11. Pulang

944 80 2
                                    

"Winter!" Ucap suara yang mencegah Winter melangkah lebih jauh dari depan gedung.

Winter menghentikan langkah tanpa menoleh.

"Winter, kumohon. Kembalilah ke rumah," mohon suara yang terdengar seperti putus asa.

Winter terdiam lalu berbalik menghadap ke arahnya. "Kak Giselle, kau tahu mengapa aku tidak ingin kembali?"

Giselle termenung. Ia menunggu kata-kata selanjutnya yang keluar dari mulut Winter.

"Aku kesal padamu, Kak," ujar Winter. "Mengapa kau membiarkan aku bahagia di atas penderitaanmu? Mengapa kau tidak pernah sekalipun cerita tentang Haechan?"

Giselle menggeleng.

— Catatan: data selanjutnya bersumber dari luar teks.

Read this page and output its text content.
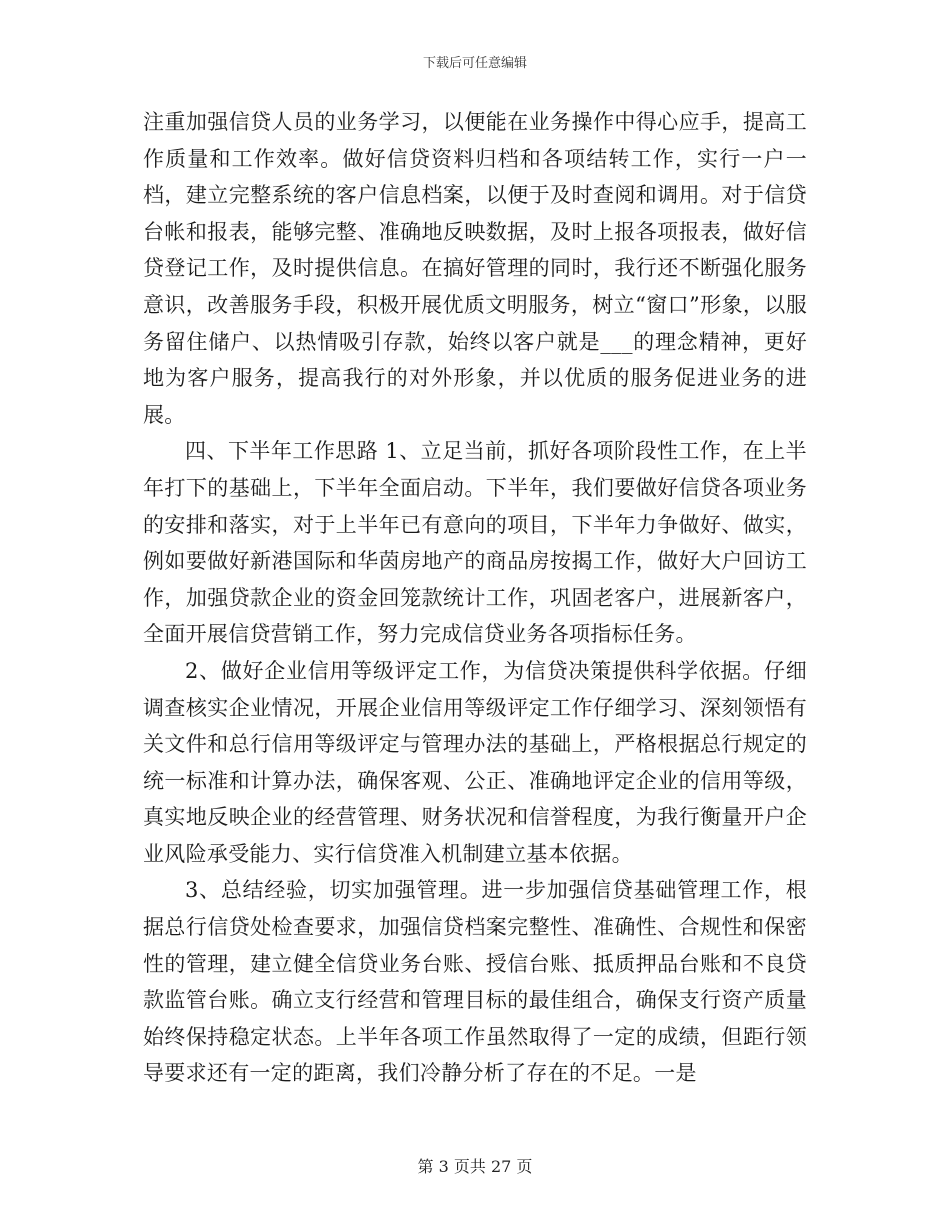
下载后可任意编辑

注重加强信贷人员的业务学习，以便能在业务操作中得心应手，提高工作质量和工作效率。做好信贷资料归档和各项结转工作，实行一户一档，建立完整系统的客户信息档案，以便于及时查阅和调用。对于信贷台帐和报表，能够完整、准确地反映数据，及时上报各项报表，做好信贷登记工作，及时提供信息。在搞好管理的同时，我行还不断强化服务意识，改善服务手段，积极开展优质文明服务，树立“窗口”形象，以服务留住储户、以热情吸引存款，始终以客户就是___的理念精神，更好地为客户服务，提高我行的对外形象，并以优质的服务促进业务的进展。

四、下半年工作思路 1、立足当前，抓好各项阶段性工作，在上半年打下的基础上，下半年全面启动。下半年，我们要做好信贷各项业务的安排和落实，对于上半年已有意向的项目，下半年力争做好、做实，例如要做好新港国际和华茵房地产的商品房按揭工作，做好大户回访工作，加强贷款企业的资金回笼款统计工作，巩固老客户，进展新客户，全面开展信贷营销工作，努力完成信贷业务各项指标任务。

2、做好企业信用等级评定工作，为信贷决策提供科学依据。仔细调查核实企业情况，开展企业信用等级评定工作仔细学习、深刻领悟有关文件和总行信用等级评定与管理办法的基础上，严格根据总行规定的统一标准和计算办法，确保客观、公正、准确地评定企业的信用等级，真实地反映企业的经营管理、财务状况和信誉程度，为我行衡量开户企业风险承受能力、实行信贷准入机制建立基本依据。

3、总结经验，切实加强管理。进一步加强信贷基础管理工作，根据总行信贷处检查要求，加强信贷档案完整性、准确性、合规性和保密性的管理，建立健全信贷业务台账、授信台账、抵质押品台账和不良贷款监管台账。确立支行经营和管理目标的最佳组合，确保支行资产质量始终保持稳定状态。上半年各项工作虽然取得了一定的成绩，但距行领导要求还有一定的距离，我们冷静分析了存在的不足。一是

第 3 页共 27 页
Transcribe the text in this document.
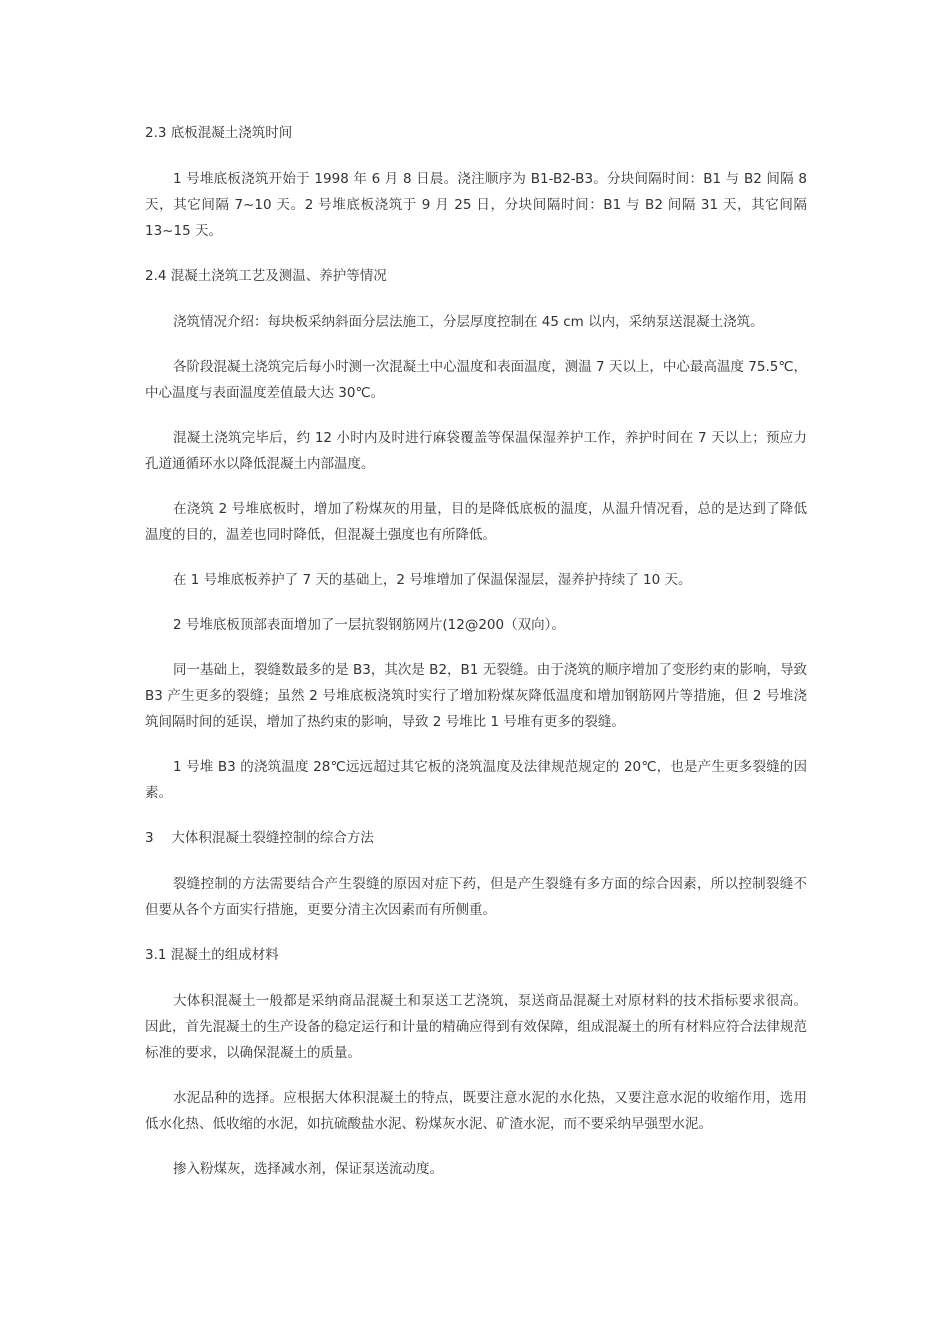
2.3 底板混凝土浇筑时间
1 号堆底板浇筑开始于 1998 年 6 月 8 日晨。浇注顺序为 B1-B2-B3。分块间隔时间：B1 与 B2 间隔 8 天，其它间隔 7~10 天。2 号堆底板浇筑于 9 月 25 日，分块间隔时间：B1 与 B2 间隔 31 天，其它间隔 13~15 天。
2.4 混凝土浇筑工艺及测温、养护等情况
浇筑情况介绍：每块板采纳斜面分层法施工，分层厚度控制在 45 cm 以内，采纳泵送混凝土浇筑。
各阶段混凝土浇筑完后每小时测一次混凝土中心温度和表面温度，测温 7 天以上，中心最高温度 75.5℃，中心温度与表面温度差值最大达 30℃。
混凝土浇筑完毕后，约 12 小时内及时进行麻袋覆盖等保温保湿养护工作，养护时间在 7 天以上；预应力孔道通循环水以降低混凝土内部温度。
在浇筑 2 号堆底板时，增加了粉煤灰的用量，目的是降低底板的温度，从温升情况看，总的是达到了降低温度的目的，温差也同时降低，但混凝土强度也有所降低。
在 1 号堆底板养护了 7 天的基础上，2 号堆增加了保温保湿层，湿养护持续了 10 天。
2 号堆底板顶部表面增加了一层抗裂钢筋网片(12@200（双向）。
同一基础上，裂缝数最多的是 B3，其次是 B2，B1 无裂缝。由于浇筑的顺序增加了变形约束的影响，导致 B3 产生更多的裂缝；虽然 2 号堆底板浇筑时实行了增加粉煤灰降低温度和增加钢筋网片等措施，但 2 号堆浇筑间隔时间的延误，增加了热约束的影响，导致 2 号堆比 1 号堆有更多的裂缝。
1 号堆 B3 的浇筑温度 28℃远远超过其它板的浇筑温度及法律规范规定的 20℃，也是产生更多裂缝的因素。
3　 大体积混凝土裂缝控制的综合方法
裂缝控制的方法需要结合产生裂缝的原因对症下药，但是产生裂缝有多方面的综合因素，所以控制裂缝不但要从各个方面实行措施，更要分清主次因素而有所侧重。
3.1 混凝土的组成材料
大体积混凝土一般都是采纳商品混凝土和泵送工艺浇筑，泵送商品混凝土对原材料的技术指标要求很高。因此，首先混凝土的生产设备的稳定运行和计量的精确应得到有效保障，组成混凝土的所有材料应符合法律规范标准的要求，以确保混凝土的质量。
水泥品种的选择。应根据大体积混凝土的特点，既要注意水泥的水化热，又要注意水泥的收缩作用，选用低水化热、低收缩的水泥，如抗硫酸盐水泥、粉煤灰水泥、矿渣水泥，而不要采纳早强型水泥。
掺入粉煤灰，选择减水剂，保证泵送流动度。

Ia merengkuh bahu Winter yang mulai bergetar. Gadis itu mengeluarkan air mata dari balik topengnya. Giselle menghapusnya dan mencoba menenangkan Winter.

"Aku egois bukan?" Ujar Winter dalam isaknya.

Giselle memeluknya dan menepuk-nepuk bagian belakang gadis itu. "Aku menyayangimu, Winter. Itu sebabnya aku melakukan semua itu."

"Tapi Kak, adik macam apa yang-"

"Kau belum mengerti juga? Jangan menyalakan dirimu atas apa yang terjadi," potong Giselle.

Winter pun membalas pelukan hangat yang Giselle berikan. Betapa beruntungnya ia memiliki seorang kakak yang begitu menyayangi dirinya seperti keluarga. Ia berhutang banyak pada Giselle.

"Ayo kita pulang. Banyak hal yang menunggu kita di rumah," ajak Giselle

Winter menyeka air matanya dan memandang ke belakang punggung Giselle. Ia mendapati seorang pria yang mendekat ke arahnya. Tampaknya, ada seseorang yang sedang menunggu potongan kalimat yang sempat terpotong tadi.

Winter melepas pelukan Giselle. Giselle ikut menatap ke arah pria berjas itu. Winter mendekatinya dan mendongak untuk menatap wajah yang tertutup topeng.

"Winter," ucap Jaemin. "Kau belum memberiku jawaban pasti. Kau pergi begitu saja."

Winter menatap Jaemin lalu beralih pada Giselle. "Izinkan aku, Kak."

Giselle terdiam menatap Jaemin dan Winter bergantian. Ia lalu mulai memahami apa yang sedang terjadi. "Aku akan mendukung semua yang kau lakukan asal itu membuatmu bahagia."

Jaemin berdeham. "Apa itu artinya kau bersedia menerimaku?"

Winter diam sejenak lalu mengangguk pada Jaemin. Jaemin tersenyum lega mendengarnya. Senyum manis Jaemin seperti biasa. Ia mengeratkan genggaman tangannya pada Winter. Jaemin tidak tahu lagi bagaimana menyalurkan rasa bahagia yang ada dalam benaknya.

Tidak lama kemudian, suara kembang api menggema di langit Kota Seoul. Itu adalah puncak pesta malam ini. Para tamu yang hadir bergerombol memenuhi area sekitar gedung. Mereka menyaksikan pertunjukan kembang api di bawah indahnya taman air mancur. Suara bising pun terdengar memenuhi area itu.

Jaemin membisikkan sesuatu di telinga Winter membuat rona menjalar ke pipinya. Ia tersenyum malu pada Jaemin dan berusaha menyembunyikan tingkahnya yang kikuk karena mantra itu.

Giselle yang melihat tingkah Winter dan Jaemin hanya bisa menggelengkan kepala. Selama sebulan ini, ia belum pernah melihat senyum Winter yang terlukis lebar mencurahkan semua kebahagiaannya.

Jaemin membawa Winter menjauhi kerumunan. Mereka berlari menuju jalanan yang menanjak menyapu hangatnya sinar rembulan. Winter melepas sepatu hak tingginya sambil mengangkat gaun yang ia kenakan agar tidak menyentuh tanah. Jaemin tidak melepas tangan Winter selama mereka berlari di jalanan sepi itu. Sesekali Jaemin menoleh pada Winter dan memberikan senyuman manisnya.